Linda Yaccarino, CEO of Twitter: “Twitter is on a mission to become the world’s most accurate real-time information source and a global town square for communication. We’re on the precipice of making history — and that’s not an empty promise.”


Daniel Abrahams, partner and head of real estate law firm Memery Crystal: “When I started practicing 20 years ago, we used to do 20-year leases with maybe a break at 10 years. And that was pretty standard. Now, it’s completely different. The standard is a five-year lease, probably with a three-year break. You will also have a risk-sharing rent review pattern of some description. There’s a whole raft of different payment structures that we come across regularly.”
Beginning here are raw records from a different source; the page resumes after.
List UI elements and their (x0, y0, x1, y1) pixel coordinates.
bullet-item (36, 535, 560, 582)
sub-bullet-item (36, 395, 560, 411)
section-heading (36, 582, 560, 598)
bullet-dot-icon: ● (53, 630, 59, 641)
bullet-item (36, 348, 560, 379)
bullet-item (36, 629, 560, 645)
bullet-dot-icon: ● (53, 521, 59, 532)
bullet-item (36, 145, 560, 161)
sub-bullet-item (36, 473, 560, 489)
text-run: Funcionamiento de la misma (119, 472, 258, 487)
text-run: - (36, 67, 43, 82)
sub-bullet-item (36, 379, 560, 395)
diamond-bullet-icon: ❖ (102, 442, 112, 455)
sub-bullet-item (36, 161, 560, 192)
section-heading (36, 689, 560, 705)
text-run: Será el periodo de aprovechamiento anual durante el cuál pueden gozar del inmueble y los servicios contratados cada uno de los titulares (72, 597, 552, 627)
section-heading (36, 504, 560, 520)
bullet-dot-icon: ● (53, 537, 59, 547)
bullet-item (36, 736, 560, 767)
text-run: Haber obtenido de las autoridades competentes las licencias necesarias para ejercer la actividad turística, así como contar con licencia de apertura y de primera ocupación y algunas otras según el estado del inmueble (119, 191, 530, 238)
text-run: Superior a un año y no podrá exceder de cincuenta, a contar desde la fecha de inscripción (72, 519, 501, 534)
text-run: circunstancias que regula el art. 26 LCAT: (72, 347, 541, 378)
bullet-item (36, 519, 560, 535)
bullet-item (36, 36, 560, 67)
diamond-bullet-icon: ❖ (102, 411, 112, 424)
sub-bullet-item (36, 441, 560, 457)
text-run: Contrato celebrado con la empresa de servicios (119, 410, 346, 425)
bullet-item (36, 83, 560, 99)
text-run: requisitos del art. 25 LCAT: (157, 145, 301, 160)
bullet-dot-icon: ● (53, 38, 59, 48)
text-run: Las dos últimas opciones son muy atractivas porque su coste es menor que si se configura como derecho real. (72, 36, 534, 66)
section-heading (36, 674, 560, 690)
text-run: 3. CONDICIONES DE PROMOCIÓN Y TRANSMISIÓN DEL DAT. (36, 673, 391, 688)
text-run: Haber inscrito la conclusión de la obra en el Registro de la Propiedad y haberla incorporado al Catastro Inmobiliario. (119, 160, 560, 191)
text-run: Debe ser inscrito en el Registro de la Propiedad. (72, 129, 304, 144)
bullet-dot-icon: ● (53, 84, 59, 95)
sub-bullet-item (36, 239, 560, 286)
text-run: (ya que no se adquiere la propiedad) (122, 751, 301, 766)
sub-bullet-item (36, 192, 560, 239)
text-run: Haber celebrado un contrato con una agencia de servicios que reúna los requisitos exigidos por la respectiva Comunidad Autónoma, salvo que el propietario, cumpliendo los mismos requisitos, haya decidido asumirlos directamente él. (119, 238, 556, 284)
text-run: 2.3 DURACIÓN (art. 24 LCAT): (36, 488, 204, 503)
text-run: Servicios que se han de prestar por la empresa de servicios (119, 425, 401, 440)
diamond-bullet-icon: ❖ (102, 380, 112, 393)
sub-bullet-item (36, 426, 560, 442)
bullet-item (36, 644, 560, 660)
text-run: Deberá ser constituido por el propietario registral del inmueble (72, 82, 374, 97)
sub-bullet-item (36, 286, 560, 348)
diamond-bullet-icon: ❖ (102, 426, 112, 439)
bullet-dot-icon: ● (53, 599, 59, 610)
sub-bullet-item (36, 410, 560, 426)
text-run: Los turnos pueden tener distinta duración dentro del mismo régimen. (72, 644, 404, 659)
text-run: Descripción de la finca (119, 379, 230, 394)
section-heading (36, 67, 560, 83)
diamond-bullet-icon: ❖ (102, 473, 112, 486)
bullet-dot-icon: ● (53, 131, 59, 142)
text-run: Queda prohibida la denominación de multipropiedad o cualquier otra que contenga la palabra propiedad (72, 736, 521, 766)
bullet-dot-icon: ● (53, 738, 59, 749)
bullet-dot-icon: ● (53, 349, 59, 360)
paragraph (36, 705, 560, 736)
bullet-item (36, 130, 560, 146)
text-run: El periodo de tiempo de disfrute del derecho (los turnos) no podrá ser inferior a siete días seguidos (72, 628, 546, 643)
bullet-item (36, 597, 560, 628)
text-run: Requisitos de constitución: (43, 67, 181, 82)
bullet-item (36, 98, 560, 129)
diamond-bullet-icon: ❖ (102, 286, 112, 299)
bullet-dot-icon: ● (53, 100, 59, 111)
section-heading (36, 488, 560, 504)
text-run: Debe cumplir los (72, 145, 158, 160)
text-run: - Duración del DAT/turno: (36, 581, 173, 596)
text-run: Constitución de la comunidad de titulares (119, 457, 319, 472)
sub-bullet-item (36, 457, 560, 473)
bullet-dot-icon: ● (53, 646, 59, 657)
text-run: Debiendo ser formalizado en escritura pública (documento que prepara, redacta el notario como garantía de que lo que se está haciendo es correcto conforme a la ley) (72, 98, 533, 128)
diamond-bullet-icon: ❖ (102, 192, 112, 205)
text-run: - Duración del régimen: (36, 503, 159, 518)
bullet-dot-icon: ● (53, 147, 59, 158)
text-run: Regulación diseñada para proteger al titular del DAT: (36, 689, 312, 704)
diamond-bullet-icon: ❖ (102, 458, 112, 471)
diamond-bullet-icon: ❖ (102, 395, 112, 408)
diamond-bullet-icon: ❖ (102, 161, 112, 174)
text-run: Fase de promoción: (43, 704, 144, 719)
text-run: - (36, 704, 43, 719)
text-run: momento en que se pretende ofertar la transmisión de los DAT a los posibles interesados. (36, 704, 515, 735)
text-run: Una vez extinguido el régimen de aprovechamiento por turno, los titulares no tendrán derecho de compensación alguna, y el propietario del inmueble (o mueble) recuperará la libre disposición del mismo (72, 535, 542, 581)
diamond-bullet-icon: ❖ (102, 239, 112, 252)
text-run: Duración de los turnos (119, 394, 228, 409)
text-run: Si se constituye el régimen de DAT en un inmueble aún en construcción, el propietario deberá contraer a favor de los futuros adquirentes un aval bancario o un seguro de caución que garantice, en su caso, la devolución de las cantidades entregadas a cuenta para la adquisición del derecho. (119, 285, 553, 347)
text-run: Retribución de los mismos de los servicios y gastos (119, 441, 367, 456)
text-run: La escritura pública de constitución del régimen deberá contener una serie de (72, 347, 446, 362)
Pranav Khattar, a credit analyst at S&P Global Ratings, commenting on WeWork: “We still believe that the current capital structure remains unsustainable.”


Meredith Whitney, CEO of Meredith Whitney Advisory Group: “There are good reasons investors don’t want to be in bank stocks right now. There will be many fewer banks.”


Scott Sperling, co-CEO of THL Partners: “The large language models are going to become a commodity. That’s not the area of competition. It’s really the data and the texture of knowledge that you have about a specific domain that is going to drive competition.”


James McGregor, chairman of the greater China region for APCO Worldwide, commenting on Jamie Dimon’s trip to China: “This is kind of a redemption tour. You’ll remember in 2021, Jamie Dimon said his bank will outlast the Communist Party. You can imagine that was not well taken by the Party.”


Greggory Warren, analyst at Morningstar: “The harsh truth in the current operating environment — where there’s a heightened focus on fees and performance, which has spurred the growth of passive products and increased fee and margin compression for the asset managers — is that firms will need to cull or consolidate parts of their product portfolios.”


Casey Crownhart, a reporter at MIT Technology Review: “The world saw about $2.8 trillion of investments in energy in 2022, with about $1.7 trillion of that going into clean energy. That’s the biggest single-year investment in clean energy ever, and where it’s all going is pretty interesting.”